Der Klimawandel ist wegen der Corona-Pandemie in den Hintergrund gerückt. Aber er macht sich bemerkbar – mit ausbleibendem Regen und zu warmen Wintermonaten. Das Szenario, das Sie in Ihrem Roman ausmalen, scheint also gar nicht so weit hergeholt…
Wolf Harlander. Aktuell prognostizieren die Wetterexperten für Deutschland den dritten Jahrhundert-Sommer in Folge seit Beginn der Wetteraufzeichnungen. Der US-Wetterdienst Accuweather spricht von einem „Katastrophenszenario“. Schon jetzt sind die Böden völlig ausgetrocknet, es fehlt der dringend benötigte Regen. Wir alle genießen solche Hitzesommer, es ist ein wunderbares Gefühl – wie Urlaub im Süden. Aber wer hätte früher geglaubt, dass wir hier bei uns Zustände wie in Afrika bekommen? Der sich beschleunigende Temperaturanstieg ist keine Erfindung, sondern leider Fakt. Und die Folgen verschonen auch uns nicht.

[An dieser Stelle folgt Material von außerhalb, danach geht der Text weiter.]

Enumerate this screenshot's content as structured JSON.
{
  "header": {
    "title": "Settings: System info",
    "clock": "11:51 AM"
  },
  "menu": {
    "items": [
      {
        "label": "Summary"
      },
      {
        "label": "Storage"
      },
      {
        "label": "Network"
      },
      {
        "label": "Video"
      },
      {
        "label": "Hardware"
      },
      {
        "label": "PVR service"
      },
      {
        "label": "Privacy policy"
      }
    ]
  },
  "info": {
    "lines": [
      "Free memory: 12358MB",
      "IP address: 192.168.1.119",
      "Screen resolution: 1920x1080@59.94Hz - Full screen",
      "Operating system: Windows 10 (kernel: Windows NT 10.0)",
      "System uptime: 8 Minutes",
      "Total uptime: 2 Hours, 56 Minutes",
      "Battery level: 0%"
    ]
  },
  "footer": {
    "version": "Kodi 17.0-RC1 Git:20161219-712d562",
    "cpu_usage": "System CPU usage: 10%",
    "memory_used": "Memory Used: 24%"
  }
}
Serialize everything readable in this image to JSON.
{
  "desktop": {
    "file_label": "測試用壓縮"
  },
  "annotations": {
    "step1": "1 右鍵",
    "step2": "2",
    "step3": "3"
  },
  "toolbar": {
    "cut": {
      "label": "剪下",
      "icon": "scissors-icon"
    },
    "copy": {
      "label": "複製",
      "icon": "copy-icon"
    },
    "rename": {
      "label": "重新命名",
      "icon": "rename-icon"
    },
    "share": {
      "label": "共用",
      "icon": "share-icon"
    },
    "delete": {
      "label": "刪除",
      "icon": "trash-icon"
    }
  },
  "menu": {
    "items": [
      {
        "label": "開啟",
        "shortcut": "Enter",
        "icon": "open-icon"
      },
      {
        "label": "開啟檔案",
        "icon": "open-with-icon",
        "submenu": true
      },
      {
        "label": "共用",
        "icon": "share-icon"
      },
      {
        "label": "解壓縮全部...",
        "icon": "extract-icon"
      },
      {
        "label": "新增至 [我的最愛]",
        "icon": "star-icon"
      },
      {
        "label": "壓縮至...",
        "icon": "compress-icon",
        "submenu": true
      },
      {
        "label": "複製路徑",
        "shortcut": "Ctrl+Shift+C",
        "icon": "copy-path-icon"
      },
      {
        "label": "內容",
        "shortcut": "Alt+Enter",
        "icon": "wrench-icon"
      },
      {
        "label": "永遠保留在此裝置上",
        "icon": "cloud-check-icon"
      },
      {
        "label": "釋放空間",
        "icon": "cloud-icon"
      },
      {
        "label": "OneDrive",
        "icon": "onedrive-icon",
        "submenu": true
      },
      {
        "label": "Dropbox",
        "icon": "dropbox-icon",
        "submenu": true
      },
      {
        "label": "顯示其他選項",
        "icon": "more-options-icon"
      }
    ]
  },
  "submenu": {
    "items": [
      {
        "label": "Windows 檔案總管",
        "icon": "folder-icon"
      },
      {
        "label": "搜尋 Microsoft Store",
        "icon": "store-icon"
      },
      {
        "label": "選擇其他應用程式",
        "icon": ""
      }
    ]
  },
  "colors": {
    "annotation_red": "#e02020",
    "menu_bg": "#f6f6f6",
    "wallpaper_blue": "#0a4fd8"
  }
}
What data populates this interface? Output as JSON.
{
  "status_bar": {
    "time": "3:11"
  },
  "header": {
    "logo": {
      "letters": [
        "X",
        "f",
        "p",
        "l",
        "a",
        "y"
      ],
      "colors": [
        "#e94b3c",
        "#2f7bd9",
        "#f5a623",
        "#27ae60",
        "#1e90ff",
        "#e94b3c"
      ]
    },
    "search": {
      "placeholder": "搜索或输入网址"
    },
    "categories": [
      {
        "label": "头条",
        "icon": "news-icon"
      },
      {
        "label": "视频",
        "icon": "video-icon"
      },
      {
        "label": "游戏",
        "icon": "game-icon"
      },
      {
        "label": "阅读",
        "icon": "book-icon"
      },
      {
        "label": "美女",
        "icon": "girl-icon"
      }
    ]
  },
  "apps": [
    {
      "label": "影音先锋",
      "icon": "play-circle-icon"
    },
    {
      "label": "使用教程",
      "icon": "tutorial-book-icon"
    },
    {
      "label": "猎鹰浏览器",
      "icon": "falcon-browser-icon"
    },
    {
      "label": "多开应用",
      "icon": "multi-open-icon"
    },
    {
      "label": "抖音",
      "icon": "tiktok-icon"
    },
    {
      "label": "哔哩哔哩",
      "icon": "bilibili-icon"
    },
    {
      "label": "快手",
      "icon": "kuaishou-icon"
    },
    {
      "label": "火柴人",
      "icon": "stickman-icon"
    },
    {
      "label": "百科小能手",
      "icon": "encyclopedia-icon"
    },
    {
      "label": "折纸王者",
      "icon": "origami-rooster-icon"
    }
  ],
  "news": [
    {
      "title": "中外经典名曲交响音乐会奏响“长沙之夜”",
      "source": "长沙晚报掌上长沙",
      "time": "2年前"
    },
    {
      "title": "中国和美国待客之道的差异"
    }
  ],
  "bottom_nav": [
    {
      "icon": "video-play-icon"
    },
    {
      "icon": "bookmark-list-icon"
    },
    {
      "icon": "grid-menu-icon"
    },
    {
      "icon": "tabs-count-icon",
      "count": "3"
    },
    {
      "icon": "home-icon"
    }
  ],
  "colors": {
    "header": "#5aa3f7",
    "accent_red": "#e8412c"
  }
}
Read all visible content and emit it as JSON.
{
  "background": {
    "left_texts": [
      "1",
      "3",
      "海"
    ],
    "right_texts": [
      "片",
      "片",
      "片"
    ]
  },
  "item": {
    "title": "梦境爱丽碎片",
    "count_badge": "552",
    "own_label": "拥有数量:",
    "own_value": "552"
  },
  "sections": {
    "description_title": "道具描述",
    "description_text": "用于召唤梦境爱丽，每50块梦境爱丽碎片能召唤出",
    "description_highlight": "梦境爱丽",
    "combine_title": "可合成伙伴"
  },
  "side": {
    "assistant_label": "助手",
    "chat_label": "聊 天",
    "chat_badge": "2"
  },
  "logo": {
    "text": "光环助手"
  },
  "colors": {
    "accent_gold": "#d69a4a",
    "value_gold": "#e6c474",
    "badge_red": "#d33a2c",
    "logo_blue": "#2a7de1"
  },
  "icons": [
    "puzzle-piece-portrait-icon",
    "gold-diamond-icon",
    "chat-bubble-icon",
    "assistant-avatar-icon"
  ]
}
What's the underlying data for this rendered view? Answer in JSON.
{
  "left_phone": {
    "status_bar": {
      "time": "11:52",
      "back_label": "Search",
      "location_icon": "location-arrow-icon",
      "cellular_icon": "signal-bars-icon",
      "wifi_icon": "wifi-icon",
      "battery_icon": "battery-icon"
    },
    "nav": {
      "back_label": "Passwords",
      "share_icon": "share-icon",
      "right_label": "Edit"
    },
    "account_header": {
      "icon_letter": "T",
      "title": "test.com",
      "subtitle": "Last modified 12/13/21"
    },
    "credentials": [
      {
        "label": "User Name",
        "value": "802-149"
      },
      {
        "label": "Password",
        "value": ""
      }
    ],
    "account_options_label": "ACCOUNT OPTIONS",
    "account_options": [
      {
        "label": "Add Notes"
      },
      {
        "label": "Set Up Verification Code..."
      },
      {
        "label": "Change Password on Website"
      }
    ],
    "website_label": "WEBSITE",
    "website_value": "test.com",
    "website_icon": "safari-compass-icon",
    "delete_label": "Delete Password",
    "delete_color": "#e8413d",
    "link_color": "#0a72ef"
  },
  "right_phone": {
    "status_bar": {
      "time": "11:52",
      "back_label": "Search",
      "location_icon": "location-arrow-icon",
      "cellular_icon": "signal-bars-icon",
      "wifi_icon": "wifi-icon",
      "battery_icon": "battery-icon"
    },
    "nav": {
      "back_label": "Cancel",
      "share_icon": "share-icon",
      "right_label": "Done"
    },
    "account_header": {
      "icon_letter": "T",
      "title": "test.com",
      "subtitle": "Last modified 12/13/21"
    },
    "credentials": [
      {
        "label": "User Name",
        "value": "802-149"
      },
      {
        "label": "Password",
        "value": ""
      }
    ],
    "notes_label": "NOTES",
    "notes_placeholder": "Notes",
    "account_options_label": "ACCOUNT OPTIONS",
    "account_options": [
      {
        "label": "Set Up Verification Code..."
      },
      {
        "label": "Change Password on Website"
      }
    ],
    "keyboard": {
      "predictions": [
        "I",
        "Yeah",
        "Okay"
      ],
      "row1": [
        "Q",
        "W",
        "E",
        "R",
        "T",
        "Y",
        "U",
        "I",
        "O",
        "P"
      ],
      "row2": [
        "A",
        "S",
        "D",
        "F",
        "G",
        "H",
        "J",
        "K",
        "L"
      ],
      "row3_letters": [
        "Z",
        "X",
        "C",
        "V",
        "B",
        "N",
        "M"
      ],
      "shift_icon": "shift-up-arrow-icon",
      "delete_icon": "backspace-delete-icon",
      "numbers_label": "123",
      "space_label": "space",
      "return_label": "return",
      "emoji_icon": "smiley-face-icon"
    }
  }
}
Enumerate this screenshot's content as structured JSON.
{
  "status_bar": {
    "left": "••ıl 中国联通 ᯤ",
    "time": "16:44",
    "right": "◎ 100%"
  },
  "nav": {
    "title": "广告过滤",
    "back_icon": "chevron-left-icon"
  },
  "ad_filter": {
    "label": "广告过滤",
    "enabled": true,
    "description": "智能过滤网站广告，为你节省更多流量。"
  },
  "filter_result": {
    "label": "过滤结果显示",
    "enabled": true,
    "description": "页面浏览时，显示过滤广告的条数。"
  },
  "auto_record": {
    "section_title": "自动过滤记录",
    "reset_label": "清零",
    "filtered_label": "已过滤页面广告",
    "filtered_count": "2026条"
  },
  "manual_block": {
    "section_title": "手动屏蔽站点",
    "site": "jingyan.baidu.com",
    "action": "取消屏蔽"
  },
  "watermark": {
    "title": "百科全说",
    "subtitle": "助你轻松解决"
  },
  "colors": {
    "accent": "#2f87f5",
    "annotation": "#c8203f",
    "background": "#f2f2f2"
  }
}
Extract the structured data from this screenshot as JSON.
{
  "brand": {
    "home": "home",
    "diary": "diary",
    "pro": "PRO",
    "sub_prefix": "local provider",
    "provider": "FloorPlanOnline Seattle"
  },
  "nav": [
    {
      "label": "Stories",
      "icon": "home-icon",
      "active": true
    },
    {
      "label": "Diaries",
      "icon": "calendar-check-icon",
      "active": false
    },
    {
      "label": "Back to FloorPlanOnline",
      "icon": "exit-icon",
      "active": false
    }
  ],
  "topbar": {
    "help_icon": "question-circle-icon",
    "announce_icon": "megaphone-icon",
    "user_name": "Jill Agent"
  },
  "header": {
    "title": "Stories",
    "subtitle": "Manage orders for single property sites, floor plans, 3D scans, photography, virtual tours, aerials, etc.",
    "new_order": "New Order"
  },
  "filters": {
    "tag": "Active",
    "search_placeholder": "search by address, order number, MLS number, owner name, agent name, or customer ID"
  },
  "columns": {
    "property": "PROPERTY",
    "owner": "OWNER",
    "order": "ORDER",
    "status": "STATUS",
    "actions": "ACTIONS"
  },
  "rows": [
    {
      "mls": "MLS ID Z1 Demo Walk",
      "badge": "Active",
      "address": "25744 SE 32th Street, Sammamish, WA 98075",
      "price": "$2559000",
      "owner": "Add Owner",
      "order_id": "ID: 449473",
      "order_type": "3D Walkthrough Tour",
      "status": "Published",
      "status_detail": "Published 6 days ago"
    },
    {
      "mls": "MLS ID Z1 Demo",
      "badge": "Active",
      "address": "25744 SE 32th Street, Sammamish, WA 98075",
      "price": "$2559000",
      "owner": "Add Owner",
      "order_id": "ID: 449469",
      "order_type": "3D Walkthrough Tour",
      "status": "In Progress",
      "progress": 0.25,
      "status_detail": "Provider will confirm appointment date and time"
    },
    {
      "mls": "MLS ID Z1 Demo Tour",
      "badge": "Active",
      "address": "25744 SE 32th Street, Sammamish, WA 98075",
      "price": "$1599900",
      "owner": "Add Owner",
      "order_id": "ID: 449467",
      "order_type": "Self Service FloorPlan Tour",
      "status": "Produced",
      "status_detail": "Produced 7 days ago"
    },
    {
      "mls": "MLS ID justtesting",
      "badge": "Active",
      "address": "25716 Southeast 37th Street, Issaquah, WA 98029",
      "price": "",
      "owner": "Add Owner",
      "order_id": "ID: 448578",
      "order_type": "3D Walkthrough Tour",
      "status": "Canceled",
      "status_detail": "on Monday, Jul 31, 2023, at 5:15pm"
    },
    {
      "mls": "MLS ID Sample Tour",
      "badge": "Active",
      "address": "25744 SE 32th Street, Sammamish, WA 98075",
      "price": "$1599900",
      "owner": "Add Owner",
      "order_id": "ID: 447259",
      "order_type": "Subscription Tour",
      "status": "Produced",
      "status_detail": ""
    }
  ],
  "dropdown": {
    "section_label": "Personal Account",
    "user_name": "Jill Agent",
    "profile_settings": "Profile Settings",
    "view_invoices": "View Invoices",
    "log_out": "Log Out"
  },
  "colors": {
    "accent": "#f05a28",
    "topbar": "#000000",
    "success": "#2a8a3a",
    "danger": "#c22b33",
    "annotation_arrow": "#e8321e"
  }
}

Sie zeigen in Ihrer Dystopie die möglichen Kehrseiten eines Jahrhundertsommers: Wassermangel und Dürre. Die Folgen sind ausgetrocknete Süßwasserspeicher und Flüsse, vernichtete Ernten, verdurstende Tiere und Menschen, Wasserflüchtlinge und Waldbrände, die außer Kontrolle geraten. Das könnte einem schon Angst machen. Sehen Sie wirklich so schwarz für unsere Zukunft?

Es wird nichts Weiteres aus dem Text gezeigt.